Much later in her life, a widower with six kids married her. I knew two of her step-daughters Lakshmi Devi who practiced law in our AP High Court, and Rama Devi a beautiful lady who served as the Governor of Karnataka state in addition to holding higher posts in the central government. Mr. Gora Sastri, Editor of ‘Andhra Bhoomi newspaper’ had  introduced them to us.

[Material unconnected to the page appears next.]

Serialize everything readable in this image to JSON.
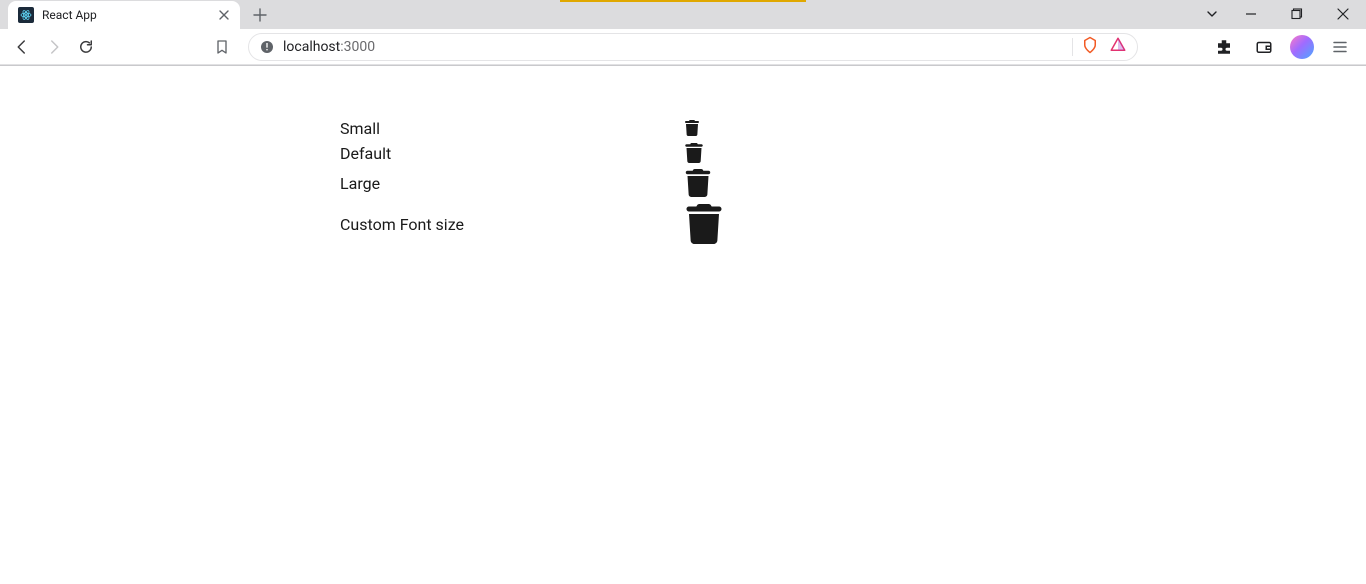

After I completed three levels of Hindi, our teacher took up a job elsewhere. Meanwhile Dakshin Bharath Hindi Prachar Sabha in- Madras announced a program  combining 4th and 5th level of Hindi classes to be completed in 10 months. I offered to go to Madras for that program and stay in the hostel there. It was the first time I was prepared to leave my mother to pursue my studies. Ten long months- I used to cry for my mother. The older students used to console me and took care of me. I missed my mother,  she had a heart of pure gold. She was a great cook. Her patience was ‘ocean deep’.  Her love was unforgettable. She had a healing touch. I was 12 years old then. I endured that separation hoping for a better future as a student. She told me that she missed me with her every breath,  that is how wonderful  my mother was. She was a great judge of people and matters. I always hoped to be half as gentle as she was and half as kind as she was and half as strong as she was. I am proud of being her youngest daughter.

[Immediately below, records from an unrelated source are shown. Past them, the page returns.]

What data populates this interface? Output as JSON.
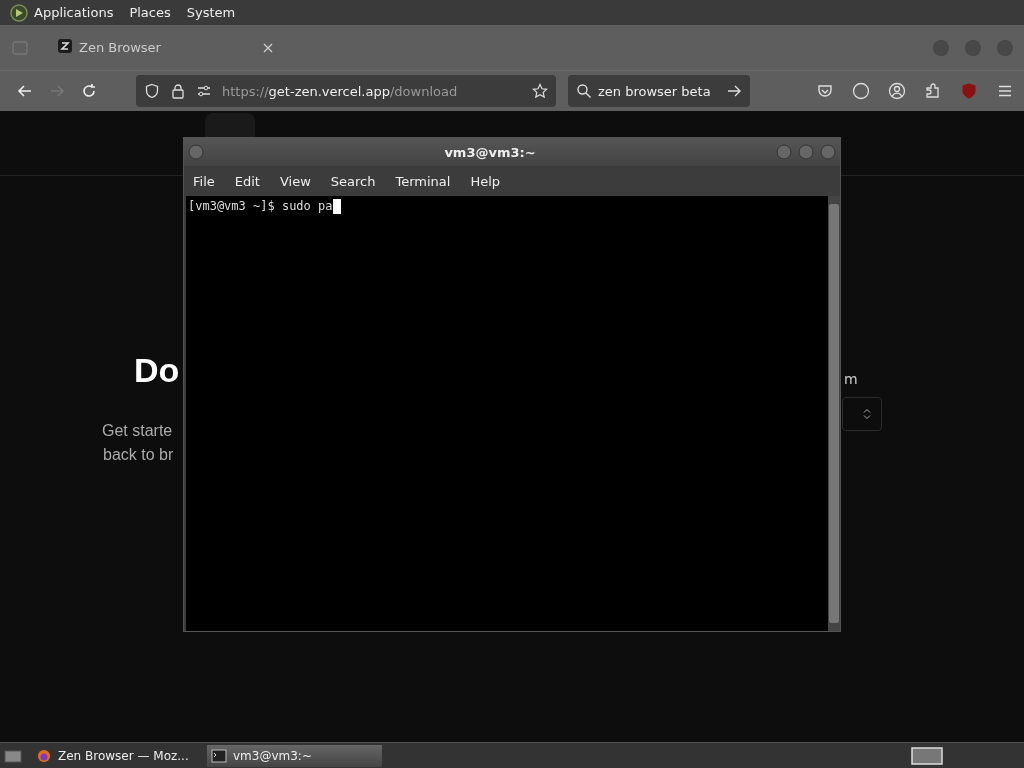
{
  "top_panel": {
    "menus": [
      "Applications",
      "Places",
      "System"
    ]
  },
  "browser": {
    "tab": {
      "title": "Zen Browser"
    },
    "url": {
      "scheme": "https://",
      "host": "get-zen.vercel.app",
      "path": "/download"
    },
    "search": {
      "value": "zen browser beta"
    }
  },
  "page": {
    "heading": "Do",
    "lines": [
      "Get starte",
      "back to br"
    ],
    "label": "m"
  },
  "terminal": {
    "title": "vm3@vm3:~",
    "menus": [
      "File",
      "Edit",
      "View",
      "Search",
      "Terminal",
      "Help"
    ],
    "prompt": "[vm3@vm3 ~]$ sudo pa"
  },
  "taskbar": {
    "tasks": [
      {
        "label": "Zen Browser — Moz...",
        "kind": "browser",
        "selected": false
      },
      {
        "label": "vm3@vm3:~",
        "kind": "terminal",
        "selected": true
      }
    ]
  }
}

After Madras, I went to Chittoor for higher studies in Hindi-Rastra Bhasha Praveen and Pracharak. That qualified me to be a Hindi teacher. My sister, Kamala and her stepdaughter Sujatha, also studied along with me. We stayed in the ladies hostel there. I had to take an age exemption certificate because I was not 16 years old then, as required to be a trainee teacher. One paper was to be answered in Urdu language and literature. A special teacher taught us Urdu. Surprisingly, I learnt the script very fast and prepared well for the examination. But, afterward I did not pursue Urdu studies and I almost forgot that language. I can only write my name in Urdu  now. It is a beautiful language and it is rich in poetry. I should not have given it up.

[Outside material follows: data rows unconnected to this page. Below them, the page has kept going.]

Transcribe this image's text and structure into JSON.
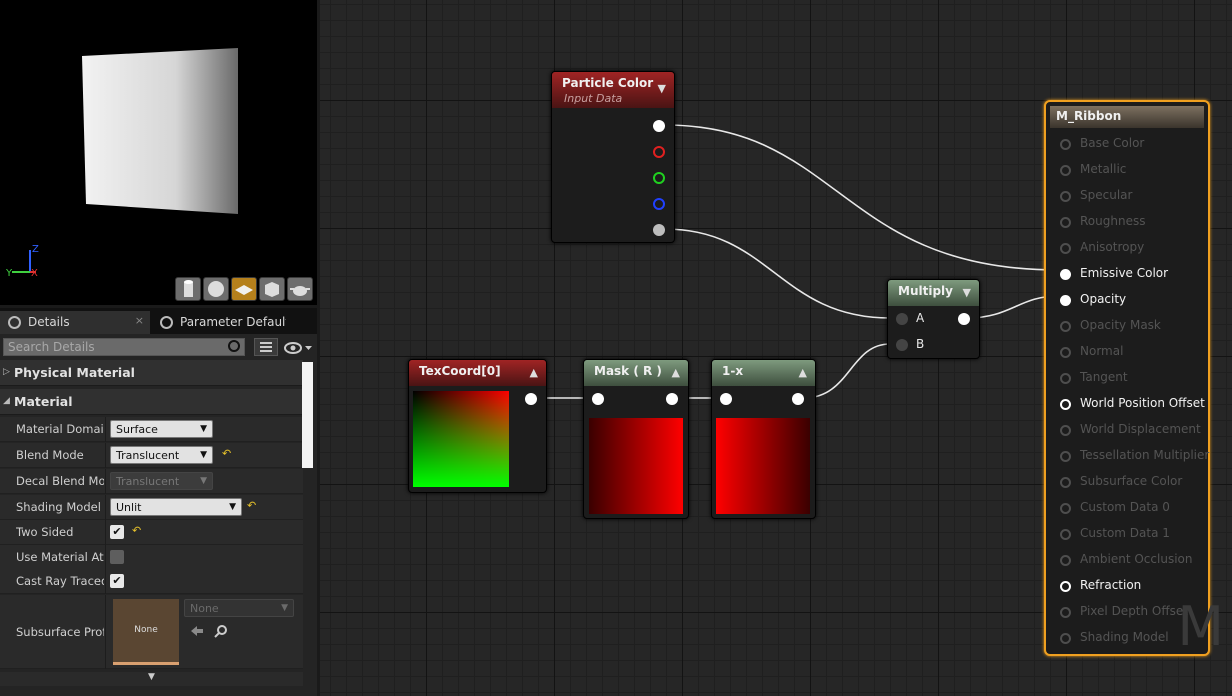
{
  "viewport": {
    "axis_labels": {
      "z": "Z",
      "y": "Y",
      "x": "X"
    },
    "buttons": [
      {
        "icon": "cylinder-icon"
      },
      {
        "icon": "sphere-icon"
      },
      {
        "icon": "plane-icon",
        "active": true
      },
      {
        "icon": "cube-icon"
      },
      {
        "icon": "teapot-icon"
      }
    ]
  },
  "details": {
    "tabs": [
      {
        "label": "Details",
        "close": "×"
      },
      {
        "label": "Parameter Defaults"
      }
    ],
    "search_placeholder": "Search Details",
    "categories": {
      "physical_material": "Physical Material",
      "material": "Material"
    },
    "props": {
      "material_domain": {
        "label": "Material Domain",
        "value": "Surface"
      },
      "blend_mode": {
        "label": "Blend Mode",
        "value": "Translucent"
      },
      "decal_blend_mode": {
        "label": "Decal Blend Mode",
        "value": "Translucent"
      },
      "shading_model": {
        "label": "Shading Model",
        "value": "Unlit"
      },
      "two_sided": {
        "label": "Two Sided",
        "checked": true
      },
      "use_material_attributes": {
        "label": "Use Material Attributes",
        "checked": false
      },
      "cast_ray_traced_shadows": {
        "label": "Cast Ray Traced Shadows",
        "checked": true
      },
      "subsurface_profile": {
        "label": "Subsurface Profile",
        "thumb": "None",
        "value": "None"
      }
    },
    "reset_symbol": "↶",
    "check_symbol": "✔"
  },
  "graph": {
    "particle_color": {
      "title": "Particle Color",
      "subtitle": "Input Data"
    },
    "texcoord": {
      "title": "TexCoord[0]"
    },
    "mask": {
      "title": "Mask ( R )"
    },
    "one_minus": {
      "title": "1-x"
    },
    "multiply": {
      "title": "Multiply",
      "pin_a": "A",
      "pin_b": "B"
    },
    "result": {
      "title": "M_Ribbon",
      "watermark": "M",
      "pins": [
        {
          "label": "Base Color",
          "state": "off"
        },
        {
          "label": "Metallic",
          "state": "off"
        },
        {
          "label": "Specular",
          "state": "off"
        },
        {
          "label": "Roughness",
          "state": "off"
        },
        {
          "label": "Anisotropy",
          "state": "off"
        },
        {
          "label": "Emissive Color",
          "state": "connected"
        },
        {
          "label": "Opacity",
          "state": "connected"
        },
        {
          "label": "Opacity Mask",
          "state": "off"
        },
        {
          "label": "Normal",
          "state": "off"
        },
        {
          "label": "Tangent",
          "state": "off"
        },
        {
          "label": "World Position Offset",
          "state": "available"
        },
        {
          "label": "World Displacement",
          "state": "off"
        },
        {
          "label": "Tessellation Multiplier",
          "state": "off"
        },
        {
          "label": "Subsurface Color",
          "state": "off"
        },
        {
          "label": "Custom Data 0",
          "state": "off"
        },
        {
          "label": "Custom Data 1",
          "state": "off"
        },
        {
          "label": "Ambient Occlusion",
          "state": "off"
        },
        {
          "label": "Refraction",
          "state": "available"
        },
        {
          "label": "Pixel Depth Offset",
          "state": "off"
        },
        {
          "label": "Shading Model",
          "state": "off"
        }
      ]
    }
  }
}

After successfully completing  my  training, I wanted to be a Hindi teacher in some school. My brother made fun of me saying that I was still a kid then, saying my desire to work as a teacher can wait and I can still study for some years. And my father was willing to spend for my English studies.

My English Studies

My brother got me admitted in an institution called ‘Vidyavanam’. It was essentially a Hindi teaching institution situated in the fields on the banks of the canal Pulleru, on the way to Machilipatnam from Vijayawada.

They started coaching for matriculation (equal to 10th class in high school). I opted for English medium. We lived in thatch-roofed rooms. Snakes and scorpions were often seen  as the school was in the fields, but no harm to anyone.

In that hostel my friends were  -Sakhamuri Samrajyam, Kilaru Sarojini, Prasuna and Krishna Kumari Boyapati. They were studying Hindi. I was the only one, however, to secure a first division in my batch in 1953. Mathematics was difficult for me and while – I only got 64% in math, but I felt very happy — as though I got 100%.  As I did not study in a regular school, I wasn’t inclined towards science and math. I opted for social studies. I joined Tenali College for intermediate with Indian History, British History and Civics, as my major subjects, along with general English and second language Hindi. The college had Arts and Commerce sections then. Later on, it became a full-fledged college, the- V.S.R.College. I completed my studies in Andhra University in 1958.

My brother taught me map reading and map pointing (important places etc.) He encouraged me to participate in essay writing competitions in  college. In the first year exams in 1954, I topped in all the subjects and also in essay writing in English and Hindi. At the annual function, I was given a number of good English books along with certificates on beautiful art paper, which I still have with me. They haven’t lost luster even after 60 years.

In the intermediate final exams, I topped my batch of 120 students. My father was extremely  happy with my high percentage of marks and asked me whether I could repeat intermediate with science group so that I could study medicine. But I refused to do so. Instead  I preferred to go  for my graduate studies.